O intuito da reabilitação vocal específica é trabalhar os músculos das pregas vocais e a posição da laringe no pescoço (que pode estar relacionado por exemplo a uma voz mais aguda “fina” e com presença de tensão “força”); o direcionamento do fluxo de ar corretamente durante a expiração e a produção da voz; trabalhar também a diferença de um som com presença de vibração das pregas vocais e sem vibração (no português Brasileiro chamamos de sons “sonoros” e “surdos”) e o uso da voz com uma melhor ressonância possível para cada caso, usando de forma equilibrada todas as estruturas do rosto. Nestes casos, se a pessoa quiser melhorar a qualidade do seu padrão de comunicação, será necessário abordar os conceitos acima com ajuda especializada! Para tanto, ter um dispositivo apropriado para o seu caso e ter acesso aos sons de fala é imprescindível para monitorar a produção da voz e da fala pela percepção auditiva do som e ajudar na modificação dos mesmos durante a reabilitação.

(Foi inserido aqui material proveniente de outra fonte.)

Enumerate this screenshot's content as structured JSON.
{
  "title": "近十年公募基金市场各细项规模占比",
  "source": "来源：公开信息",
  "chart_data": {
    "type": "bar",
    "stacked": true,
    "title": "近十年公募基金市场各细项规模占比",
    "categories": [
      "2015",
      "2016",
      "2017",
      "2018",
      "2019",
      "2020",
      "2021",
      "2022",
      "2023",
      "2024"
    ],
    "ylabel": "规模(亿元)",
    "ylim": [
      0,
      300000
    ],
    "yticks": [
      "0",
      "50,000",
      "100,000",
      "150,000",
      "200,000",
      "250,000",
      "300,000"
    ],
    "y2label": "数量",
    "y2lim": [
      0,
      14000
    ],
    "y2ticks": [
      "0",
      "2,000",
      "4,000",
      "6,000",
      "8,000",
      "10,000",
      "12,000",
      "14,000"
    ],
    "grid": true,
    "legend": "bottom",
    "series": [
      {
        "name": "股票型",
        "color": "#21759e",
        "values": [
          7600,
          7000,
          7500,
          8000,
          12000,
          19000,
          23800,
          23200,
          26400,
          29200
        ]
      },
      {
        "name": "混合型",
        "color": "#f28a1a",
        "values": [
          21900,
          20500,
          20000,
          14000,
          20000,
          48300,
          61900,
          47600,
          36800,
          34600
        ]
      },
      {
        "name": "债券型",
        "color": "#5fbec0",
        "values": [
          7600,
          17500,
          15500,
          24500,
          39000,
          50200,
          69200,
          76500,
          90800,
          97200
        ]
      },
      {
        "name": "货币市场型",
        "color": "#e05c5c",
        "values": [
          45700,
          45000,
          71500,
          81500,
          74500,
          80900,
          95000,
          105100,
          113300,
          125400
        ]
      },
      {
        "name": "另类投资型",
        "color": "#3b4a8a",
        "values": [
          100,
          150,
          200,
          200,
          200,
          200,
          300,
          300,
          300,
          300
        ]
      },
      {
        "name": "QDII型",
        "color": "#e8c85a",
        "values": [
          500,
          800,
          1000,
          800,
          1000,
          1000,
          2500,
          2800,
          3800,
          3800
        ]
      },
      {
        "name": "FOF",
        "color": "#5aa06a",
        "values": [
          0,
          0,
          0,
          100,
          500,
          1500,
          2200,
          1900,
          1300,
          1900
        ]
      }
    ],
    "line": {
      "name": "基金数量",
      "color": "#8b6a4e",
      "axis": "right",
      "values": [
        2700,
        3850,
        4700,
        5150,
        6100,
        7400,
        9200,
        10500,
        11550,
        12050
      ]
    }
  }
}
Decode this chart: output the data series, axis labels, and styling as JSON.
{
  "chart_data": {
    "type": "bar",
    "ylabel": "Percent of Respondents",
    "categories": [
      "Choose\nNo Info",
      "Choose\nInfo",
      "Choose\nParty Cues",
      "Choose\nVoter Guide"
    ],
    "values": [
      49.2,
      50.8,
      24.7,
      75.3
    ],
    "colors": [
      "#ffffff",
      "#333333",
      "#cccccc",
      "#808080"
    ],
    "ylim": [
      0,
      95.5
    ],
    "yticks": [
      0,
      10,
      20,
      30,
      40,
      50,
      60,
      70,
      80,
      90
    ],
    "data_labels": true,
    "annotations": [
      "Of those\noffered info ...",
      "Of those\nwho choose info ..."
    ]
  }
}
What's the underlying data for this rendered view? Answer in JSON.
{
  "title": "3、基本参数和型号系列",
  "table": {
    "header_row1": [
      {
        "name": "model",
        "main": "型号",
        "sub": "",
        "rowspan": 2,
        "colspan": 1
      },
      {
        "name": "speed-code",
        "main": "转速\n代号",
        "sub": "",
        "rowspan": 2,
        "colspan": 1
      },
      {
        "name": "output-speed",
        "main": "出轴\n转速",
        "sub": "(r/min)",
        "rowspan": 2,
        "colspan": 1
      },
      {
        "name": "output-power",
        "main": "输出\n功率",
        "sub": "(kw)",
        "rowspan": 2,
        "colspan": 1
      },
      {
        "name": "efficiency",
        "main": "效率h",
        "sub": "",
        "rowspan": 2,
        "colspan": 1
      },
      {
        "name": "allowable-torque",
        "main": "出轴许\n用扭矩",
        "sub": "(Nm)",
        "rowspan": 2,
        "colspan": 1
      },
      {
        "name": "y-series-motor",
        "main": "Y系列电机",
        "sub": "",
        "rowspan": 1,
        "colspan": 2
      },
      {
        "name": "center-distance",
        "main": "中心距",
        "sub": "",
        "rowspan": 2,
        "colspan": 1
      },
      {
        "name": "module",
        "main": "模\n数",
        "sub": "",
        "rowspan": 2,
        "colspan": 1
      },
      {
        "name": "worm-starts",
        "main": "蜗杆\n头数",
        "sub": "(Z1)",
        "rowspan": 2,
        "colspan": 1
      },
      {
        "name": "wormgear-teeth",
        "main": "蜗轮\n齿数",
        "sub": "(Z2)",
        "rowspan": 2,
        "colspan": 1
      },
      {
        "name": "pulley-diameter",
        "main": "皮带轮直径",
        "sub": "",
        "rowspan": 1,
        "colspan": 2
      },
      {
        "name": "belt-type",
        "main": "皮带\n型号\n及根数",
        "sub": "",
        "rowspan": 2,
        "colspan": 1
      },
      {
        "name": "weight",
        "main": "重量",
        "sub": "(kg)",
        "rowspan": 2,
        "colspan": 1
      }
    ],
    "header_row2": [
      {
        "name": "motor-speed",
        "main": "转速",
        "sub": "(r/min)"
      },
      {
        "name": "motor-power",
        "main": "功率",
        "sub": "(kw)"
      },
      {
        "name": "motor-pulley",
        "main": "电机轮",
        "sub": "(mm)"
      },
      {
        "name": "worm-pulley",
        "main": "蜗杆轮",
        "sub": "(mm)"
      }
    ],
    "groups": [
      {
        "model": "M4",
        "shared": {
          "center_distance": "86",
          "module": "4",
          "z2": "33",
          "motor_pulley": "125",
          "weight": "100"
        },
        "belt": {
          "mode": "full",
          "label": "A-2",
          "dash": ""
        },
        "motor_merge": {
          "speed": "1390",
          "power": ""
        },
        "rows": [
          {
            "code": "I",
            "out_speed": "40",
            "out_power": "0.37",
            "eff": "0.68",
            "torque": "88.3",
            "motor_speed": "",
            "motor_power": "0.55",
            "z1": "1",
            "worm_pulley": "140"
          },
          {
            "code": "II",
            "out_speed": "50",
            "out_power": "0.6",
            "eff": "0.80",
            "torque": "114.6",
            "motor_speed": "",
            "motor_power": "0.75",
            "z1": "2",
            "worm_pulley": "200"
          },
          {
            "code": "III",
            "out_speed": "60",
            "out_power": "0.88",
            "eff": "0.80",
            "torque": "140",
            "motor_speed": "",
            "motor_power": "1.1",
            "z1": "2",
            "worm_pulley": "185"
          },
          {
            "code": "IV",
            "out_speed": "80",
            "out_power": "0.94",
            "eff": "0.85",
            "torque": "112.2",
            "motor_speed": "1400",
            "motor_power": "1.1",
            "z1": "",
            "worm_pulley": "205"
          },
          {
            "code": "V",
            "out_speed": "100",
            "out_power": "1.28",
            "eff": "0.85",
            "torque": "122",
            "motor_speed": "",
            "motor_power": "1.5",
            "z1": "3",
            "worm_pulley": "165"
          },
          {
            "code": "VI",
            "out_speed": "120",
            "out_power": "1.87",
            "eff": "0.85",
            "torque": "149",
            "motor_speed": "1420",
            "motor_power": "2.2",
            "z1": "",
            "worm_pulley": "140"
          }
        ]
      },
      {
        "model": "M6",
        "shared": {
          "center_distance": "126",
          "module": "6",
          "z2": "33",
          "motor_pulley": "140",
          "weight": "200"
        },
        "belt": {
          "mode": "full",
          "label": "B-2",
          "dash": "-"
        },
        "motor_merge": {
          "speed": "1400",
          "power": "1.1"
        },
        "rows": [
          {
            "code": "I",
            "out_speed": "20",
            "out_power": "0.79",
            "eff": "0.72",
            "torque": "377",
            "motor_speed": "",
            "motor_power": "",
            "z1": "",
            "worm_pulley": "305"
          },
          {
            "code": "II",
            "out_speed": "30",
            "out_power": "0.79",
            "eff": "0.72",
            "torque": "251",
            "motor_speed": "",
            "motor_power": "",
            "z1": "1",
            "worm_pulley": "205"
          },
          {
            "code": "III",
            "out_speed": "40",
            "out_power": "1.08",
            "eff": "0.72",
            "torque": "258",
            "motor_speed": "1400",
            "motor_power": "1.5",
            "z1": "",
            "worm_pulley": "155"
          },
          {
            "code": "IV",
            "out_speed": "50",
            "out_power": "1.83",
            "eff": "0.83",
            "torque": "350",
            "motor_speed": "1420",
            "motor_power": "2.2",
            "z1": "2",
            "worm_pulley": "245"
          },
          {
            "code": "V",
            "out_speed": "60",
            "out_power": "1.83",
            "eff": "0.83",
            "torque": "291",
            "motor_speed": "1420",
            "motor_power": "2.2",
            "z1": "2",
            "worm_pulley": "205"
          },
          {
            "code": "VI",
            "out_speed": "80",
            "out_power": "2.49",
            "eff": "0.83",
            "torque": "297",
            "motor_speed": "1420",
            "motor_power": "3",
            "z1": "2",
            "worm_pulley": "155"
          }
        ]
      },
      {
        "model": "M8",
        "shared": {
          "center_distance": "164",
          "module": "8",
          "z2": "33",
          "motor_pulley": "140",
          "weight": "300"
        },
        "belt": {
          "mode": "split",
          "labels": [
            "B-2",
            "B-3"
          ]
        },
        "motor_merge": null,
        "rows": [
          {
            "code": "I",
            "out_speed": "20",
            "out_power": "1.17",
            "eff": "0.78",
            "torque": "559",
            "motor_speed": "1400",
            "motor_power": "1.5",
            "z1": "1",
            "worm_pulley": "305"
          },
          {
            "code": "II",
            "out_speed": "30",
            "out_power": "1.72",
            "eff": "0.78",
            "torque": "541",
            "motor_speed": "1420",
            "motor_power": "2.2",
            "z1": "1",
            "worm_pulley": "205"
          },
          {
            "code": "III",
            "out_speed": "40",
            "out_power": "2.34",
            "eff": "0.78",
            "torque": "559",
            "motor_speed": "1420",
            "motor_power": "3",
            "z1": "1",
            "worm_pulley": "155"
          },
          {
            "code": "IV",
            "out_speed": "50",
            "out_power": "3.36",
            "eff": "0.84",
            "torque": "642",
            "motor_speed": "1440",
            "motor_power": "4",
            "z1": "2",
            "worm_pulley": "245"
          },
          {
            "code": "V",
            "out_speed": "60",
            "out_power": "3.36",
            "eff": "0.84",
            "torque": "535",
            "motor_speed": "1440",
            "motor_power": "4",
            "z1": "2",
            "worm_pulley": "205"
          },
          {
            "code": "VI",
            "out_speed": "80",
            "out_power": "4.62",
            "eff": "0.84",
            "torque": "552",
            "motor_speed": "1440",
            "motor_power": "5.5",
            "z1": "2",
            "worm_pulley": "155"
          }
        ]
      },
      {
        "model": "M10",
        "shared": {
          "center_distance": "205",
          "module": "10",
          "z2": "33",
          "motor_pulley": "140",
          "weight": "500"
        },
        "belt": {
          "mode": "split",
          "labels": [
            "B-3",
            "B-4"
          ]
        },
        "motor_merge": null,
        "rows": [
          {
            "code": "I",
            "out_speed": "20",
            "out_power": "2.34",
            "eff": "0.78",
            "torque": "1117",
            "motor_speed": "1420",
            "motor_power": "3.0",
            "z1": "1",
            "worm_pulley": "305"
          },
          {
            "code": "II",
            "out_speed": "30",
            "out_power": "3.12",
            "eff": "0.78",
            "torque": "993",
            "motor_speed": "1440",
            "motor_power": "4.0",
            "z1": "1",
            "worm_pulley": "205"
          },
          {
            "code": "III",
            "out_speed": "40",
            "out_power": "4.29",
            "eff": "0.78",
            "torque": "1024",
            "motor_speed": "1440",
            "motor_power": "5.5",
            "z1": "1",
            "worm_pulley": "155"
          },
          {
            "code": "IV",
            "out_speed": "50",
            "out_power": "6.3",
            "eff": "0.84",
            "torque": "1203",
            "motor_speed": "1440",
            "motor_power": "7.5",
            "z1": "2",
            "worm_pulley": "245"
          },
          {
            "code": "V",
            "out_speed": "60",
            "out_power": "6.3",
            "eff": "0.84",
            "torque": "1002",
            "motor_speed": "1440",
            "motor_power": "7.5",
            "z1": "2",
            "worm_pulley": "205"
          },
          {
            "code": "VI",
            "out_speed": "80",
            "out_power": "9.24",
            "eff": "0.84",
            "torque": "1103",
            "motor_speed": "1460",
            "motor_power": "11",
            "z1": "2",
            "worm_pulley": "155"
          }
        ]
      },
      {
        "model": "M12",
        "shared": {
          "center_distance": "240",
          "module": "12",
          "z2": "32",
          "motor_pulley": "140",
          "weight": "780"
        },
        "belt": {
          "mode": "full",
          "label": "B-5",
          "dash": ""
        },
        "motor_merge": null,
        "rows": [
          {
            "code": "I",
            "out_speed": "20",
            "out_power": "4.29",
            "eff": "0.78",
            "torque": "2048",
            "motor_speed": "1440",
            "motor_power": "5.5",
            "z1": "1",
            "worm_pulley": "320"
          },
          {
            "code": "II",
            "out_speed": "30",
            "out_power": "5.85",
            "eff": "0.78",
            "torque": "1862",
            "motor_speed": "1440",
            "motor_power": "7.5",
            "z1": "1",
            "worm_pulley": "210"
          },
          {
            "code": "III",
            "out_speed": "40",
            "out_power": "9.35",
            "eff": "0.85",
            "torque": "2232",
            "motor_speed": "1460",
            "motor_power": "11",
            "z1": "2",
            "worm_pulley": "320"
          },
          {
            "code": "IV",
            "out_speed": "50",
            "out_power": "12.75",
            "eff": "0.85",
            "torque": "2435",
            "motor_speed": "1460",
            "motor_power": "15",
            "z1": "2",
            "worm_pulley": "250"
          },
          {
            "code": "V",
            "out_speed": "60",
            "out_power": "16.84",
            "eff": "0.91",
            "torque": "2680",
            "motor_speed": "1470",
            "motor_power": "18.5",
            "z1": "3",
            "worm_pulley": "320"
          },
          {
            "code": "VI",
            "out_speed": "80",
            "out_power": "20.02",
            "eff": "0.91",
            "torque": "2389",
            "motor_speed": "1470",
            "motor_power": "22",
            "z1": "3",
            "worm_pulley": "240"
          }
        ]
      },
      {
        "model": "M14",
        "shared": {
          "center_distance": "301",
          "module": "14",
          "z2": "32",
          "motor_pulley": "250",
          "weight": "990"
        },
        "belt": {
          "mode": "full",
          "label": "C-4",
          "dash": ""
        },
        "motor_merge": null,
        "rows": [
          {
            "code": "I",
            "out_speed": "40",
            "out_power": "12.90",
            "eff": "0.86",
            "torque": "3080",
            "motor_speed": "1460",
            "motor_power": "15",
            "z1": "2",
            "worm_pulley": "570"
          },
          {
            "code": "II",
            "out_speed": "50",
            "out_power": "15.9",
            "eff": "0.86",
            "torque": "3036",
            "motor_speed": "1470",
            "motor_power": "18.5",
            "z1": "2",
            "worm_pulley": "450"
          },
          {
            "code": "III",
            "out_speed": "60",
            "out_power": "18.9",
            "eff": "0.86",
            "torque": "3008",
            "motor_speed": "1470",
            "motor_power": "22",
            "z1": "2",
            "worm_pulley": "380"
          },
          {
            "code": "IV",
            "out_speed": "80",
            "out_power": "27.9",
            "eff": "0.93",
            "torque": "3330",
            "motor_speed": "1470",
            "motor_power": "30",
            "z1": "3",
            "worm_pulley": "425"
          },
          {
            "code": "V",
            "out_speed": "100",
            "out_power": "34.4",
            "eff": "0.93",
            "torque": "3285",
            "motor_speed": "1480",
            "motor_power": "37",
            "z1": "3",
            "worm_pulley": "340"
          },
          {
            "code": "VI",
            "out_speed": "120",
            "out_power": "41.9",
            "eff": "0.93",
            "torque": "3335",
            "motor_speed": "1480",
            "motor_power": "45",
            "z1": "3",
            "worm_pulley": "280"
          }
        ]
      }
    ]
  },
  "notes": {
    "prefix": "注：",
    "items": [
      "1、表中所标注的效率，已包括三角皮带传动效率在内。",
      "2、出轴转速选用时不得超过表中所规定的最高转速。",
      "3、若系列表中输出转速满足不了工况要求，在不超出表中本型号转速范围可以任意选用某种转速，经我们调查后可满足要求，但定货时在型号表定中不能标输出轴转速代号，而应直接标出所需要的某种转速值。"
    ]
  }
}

Em protocolo proposto de terapia de voz e fala específico para usuários de implante coclear (Ubrig et al., 2019) temos diversos aspectos da comunicação sendo trabalhados: respiração, fonação, ressonância, articulação dos sons de fala e prosódia – todos esses aspectos nós comentamos acima ao longo deste texto. Quanto antes a pessoa com surdez tiver acesso a um dispositivo auditivo apropriado para seu caso e realizar fonoterapia para auxiliar nos novos ajustes vocais, com certeza teremos melhores resultados! Se as questões relacionadas ao padrão vocal incomodarem a pessoa com surdez e ela tiver oportunidade e interesse em melhorar a sua inteligibilidade de sua fala e o padrão de comunicação, temos profissionais capacitados para isso, considerando-se sempre o limite terapêutico para cada caso!

Referências bibliográficas:
1. Behlau M, Thomé R, Azevedo R, Rehder MI, Thomé DC. Disfonias orgânicas congênitas. In: Voz: o livro do especialista Vol. II. São Paulo: Revinter. 2005.
2. Selleck MA, Sataloff RT. The impact of auditory system on phonation: a review. J Voice. 2014;28(6):688-93.
3. Ubrig MT, Goffi-Gomez MVS, Weber R, Menezes MHM, Nemr NK, Tsuji DH, Tsuji RK. Voice Analysis of Postlingually Deaf Adults Pre and Post cochlear Implantation. Journal of Voice. , v.25, p.692 – 699, 2011
4. Ubrig MT, Tsuji RK, Weber R, Menezes MHM, Barrichelo VMO, da Cunha MGB, et al. The Influence of Auditory Feedback and Vocal Rehabilitation on Prelingual Hearing Impaired Individuals Post Cochlear Implant. Journal of Voice. 2019;33(6):947.e1.